Yesterday he said he told his dad they were hitting him and dad didn't do anything and in my sons words "didn't seem to care"
The partners girls are of the same age and one younger.

OP posts:
MrsBertBibby · 05/12/2016 09:33

Ah that's rough, poor lad. I wonder if there's an element of assumption that it's ok because it's "only" little girls doing this.

From a legal viewpoint, there's no order in place so you don't have to do anything, if you do not want to, it's for his dad to take it to court. The chances are, if he did so, none of this would be adequately addressed, let alone resolved, because court is a very blunt instrument, and very dependent on the individual judge and cafcass reporter you land up with.

What I fear you are stuck with is a father with zero idea that relationships are plants you have to nurture, hence his string of relationships, and the on/off crap with the current one.

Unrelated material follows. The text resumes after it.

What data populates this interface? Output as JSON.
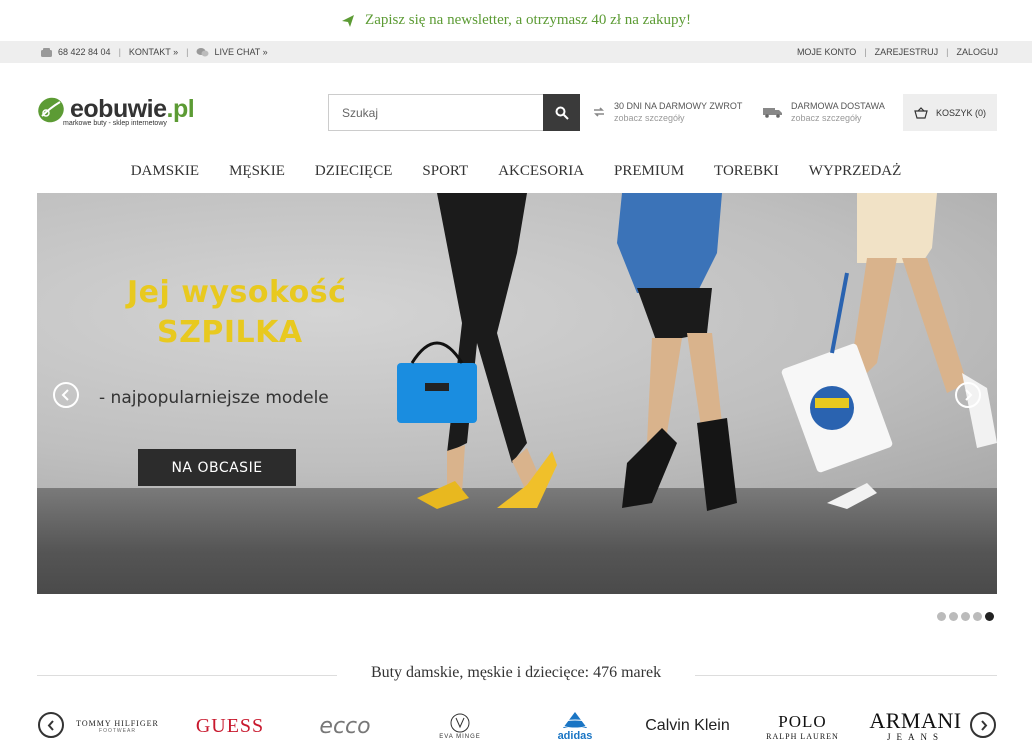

Unhappily, it takes a tremendous quantity of neglect and even cruelty to finally kill off a young child's love for its parent (survival stuff I suppose) so your poor boy has a world more pain to go through, whether you try to cut his father out now, or try to fight on to make him be the dad he should be.

No one can say with any confidence which course will be the least damaging for your son, because to do that you would need a crystal ball. It is however fair to say that you can't control his dad's behaviour, or make him change unless he wants to. Clearly he expects to passively receive his son's love without doing the active and protective work of loving him back, as if he is still a child himself.

I am guessing these women vanished from your son's life as soon as they were out of Dad's? He knows how disposable love objects are to his dad. Poor kid, no wonder he is so upset.